Posted Sat Mar 8 2014 21:00
I read somewhere that what makes vampires such terrifying archetypes is how they compound loss and betrayal. They murder someone you care for and then, a few nights hence, your loved one rises again. It's a lie, though--the person you cared for is dead. The monster that remains just wears their face like a mask until it can kill you, or make you into something like it.
It's a fitting analogy for our own age. Sure there's still a resemblance, elections being the most obvious, but is the country you're living in now still the place you grew up loving? Would the place you loved have so many people in it that vote themselves your paycheck? Would it spy on you constantly? Maybe what you loved got killed at some point, and you didn't quite notice. Whether it was 2008, the Patriot Act's passage, the New Deal or sometime else, the date of death doesn't matter. We've got more immediate problems.

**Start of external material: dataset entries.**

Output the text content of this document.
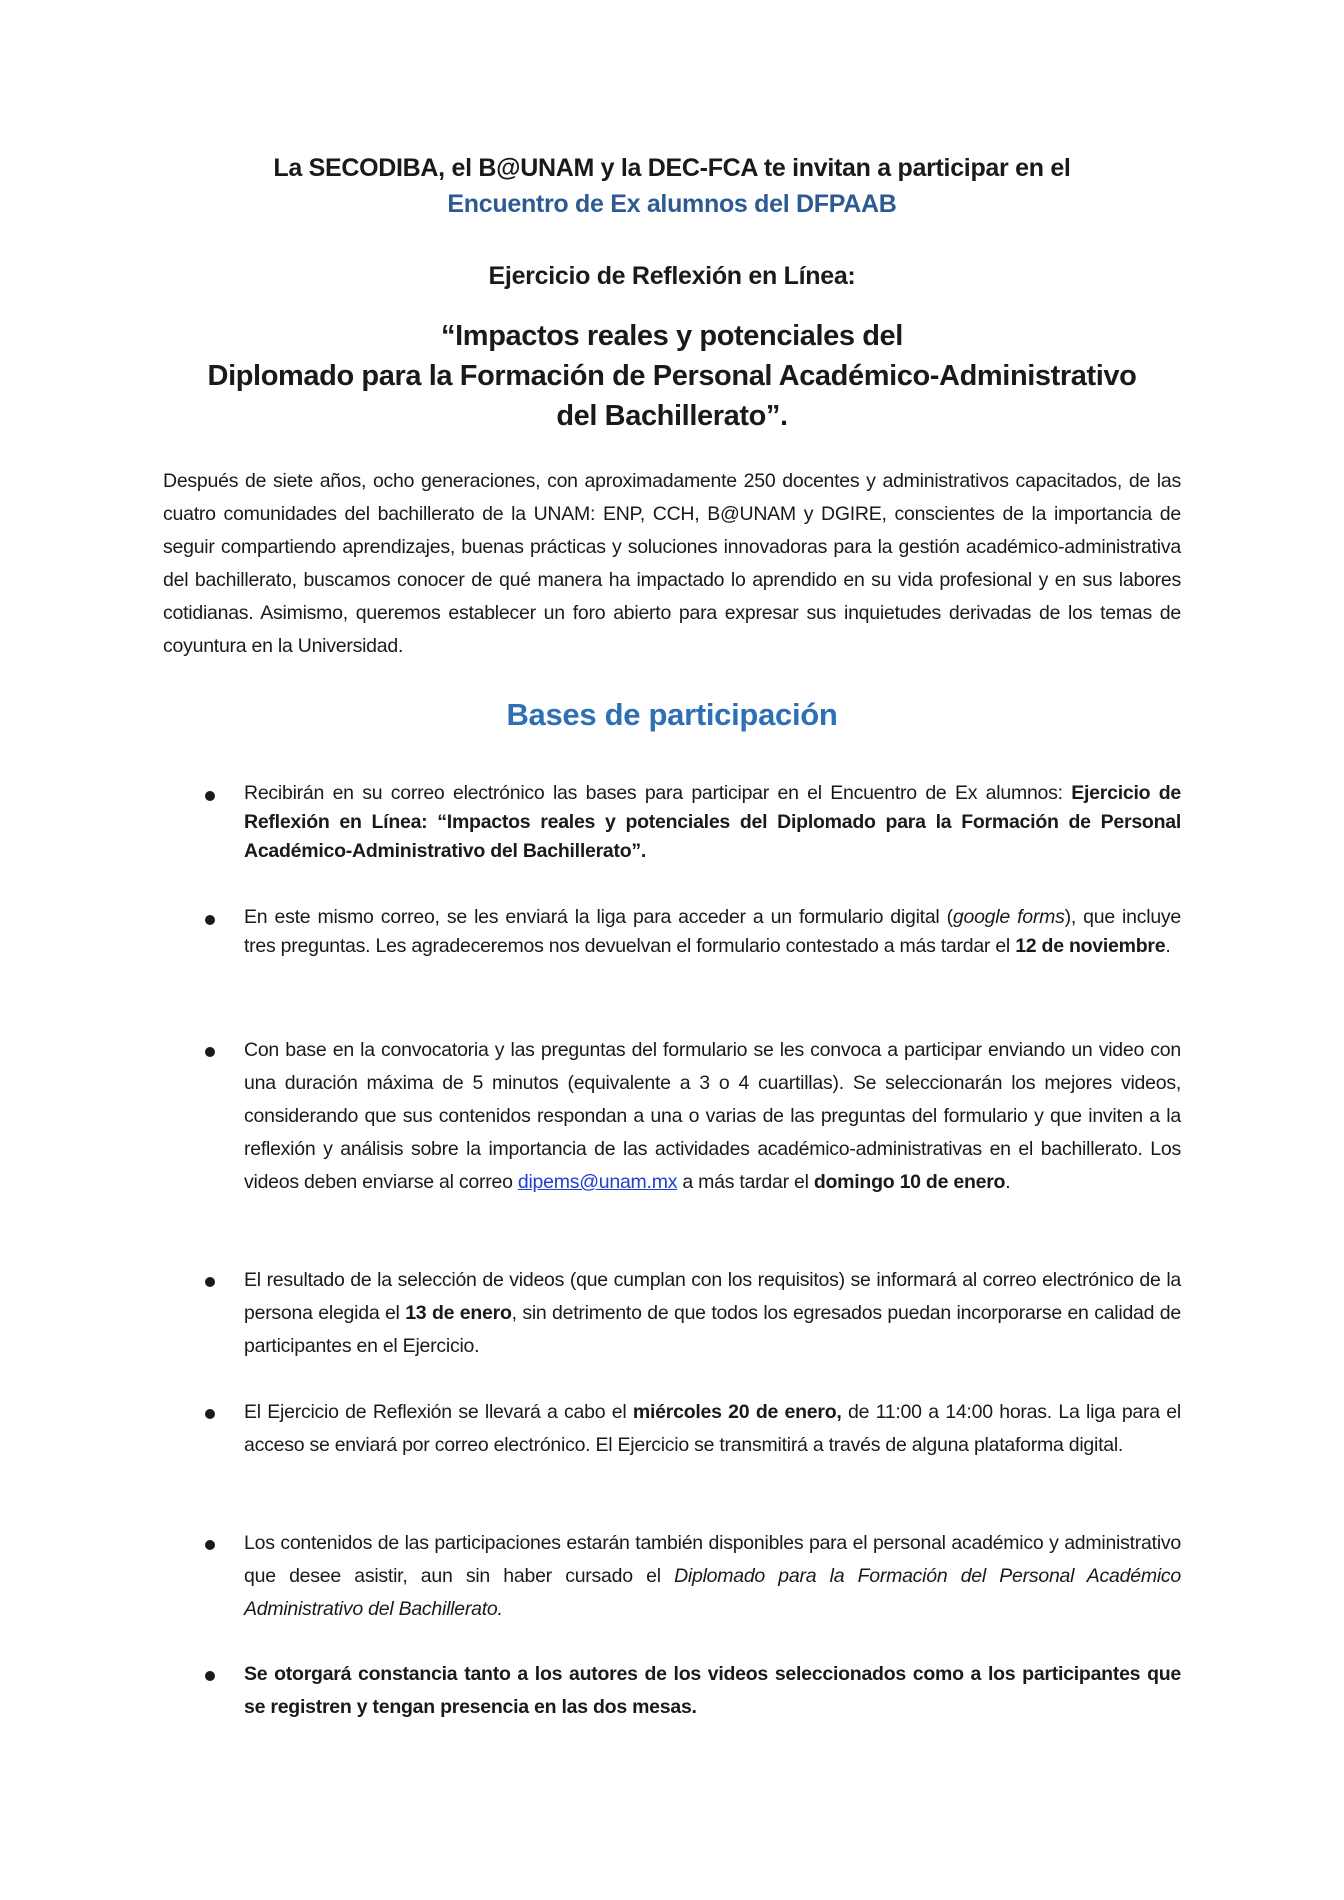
La SECODIBA, el B@UNAM y la DEC-FCA te invitan a participar en el
Encuentro de Ex alumnos del DFPAAB
Ejercicio de Reflexión en Línea:
“Impactos reales y potenciales del
Diplomado para la Formación de Personal Académico-Administrativo
del Bachillerato”.
Después de siete años, ocho generaciones, con aproximadamente 250 docentes y administrativos capacitados, de las cuatro comunidades del bachillerato de la UNAM: ENP, CCH, B@UNAM y DGIRE, conscientes de la importancia de seguir compartiendo aprendizajes, buenas prácticas y soluciones innovadoras para la gestión académico-administrativa del bachillerato, buscamos conocer de qué manera ha impactado lo aprendido en su vida profesional y en sus labores cotidianas. Asimismo, queremos establecer un foro abierto para expresar sus inquietudes derivadas de los temas de coyuntura en la Universidad.
Bases de participación
Recibirán en su correo electrónico las bases para participar en el Encuentro de Ex alumnos: Ejercicio de Reflexión en Línea: “Impactos reales y potenciales del Diplomado para la Formación de Personal Académico-Administrativo del Bachillerato”.
En este mismo correo, se les enviará la liga para acceder a un formulario digital (google forms), que incluye tres preguntas. Les agradeceremos nos devuelvan el formulario contestado a más tardar el 12 de noviembre.
Con base en la convocatoria y las preguntas del formulario se les convoca a participar enviando un video con una duración máxima de 5 minutos (equivalente a 3 o 4 cuartillas). Se seleccionarán los mejores videos, considerando que sus contenidos respondan a una o varias de las preguntas del formulario y que inviten a la reflexión y análisis sobre la importancia de las actividades académico-administrativas en el bachillerato. Los videos deben enviarse al correo dipems@unam.mx a más tardar el domingo 10 de enero.
El resultado de la selección de videos (que cumplan con los requisitos) se informará al correo electrónico de la persona elegida el 13 de enero, sin detrimento de que todos los egresados puedan incorporarse en calidad de participantes en el Ejercicio.
El Ejercicio de Reflexión se llevará a cabo el miércoles 20 de enero, de 11:00 a 14:00 horas. La liga para el acceso se enviará por correo electrónico. El Ejercicio se transmitirá a través de alguna plataforma digital.
Los contenidos de las participaciones estarán también disponibles para el personal académico y administrativo que desee asistir, aun sin haber cursado el Diplomado para la Formación del Personal Académico Administrativo del Bachillerato.
Se otorgará constancia tanto a los autores de los videos seleccionados como a los participantes que se registren y tengan presencia en las dos mesas.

Like the vampire, the thing pretending to be what you loved will try to turn convert you where it can. "Here, sign-up for some gubmint sugar, be a dependent slug." "Hey, believe what we say--you don't want people thinking you're a bigot." And so on. Where it can't, it'll try to destroy you as evidenced by the disgusting Lois Lerner.
In some vampire movies--thinking of 80's flicks like "Near Dark", "The Lost Boys" and "Fright Night"--vampirism can be reversed. This is how many a conservative views America. "Sure she's been turned into this loathsome thing that's trying to kill us, but we can totally change her back!!" By contrast, in the Stephen King masterpiece "Salem's Lot" you can't change the girl back. The only choices are running for your life, or sticking a stake in her heart and ending the lie.
It's easy to see which scenario makes for the more realistic horror story. Easy to see, too, which more closely matches where we are in real life.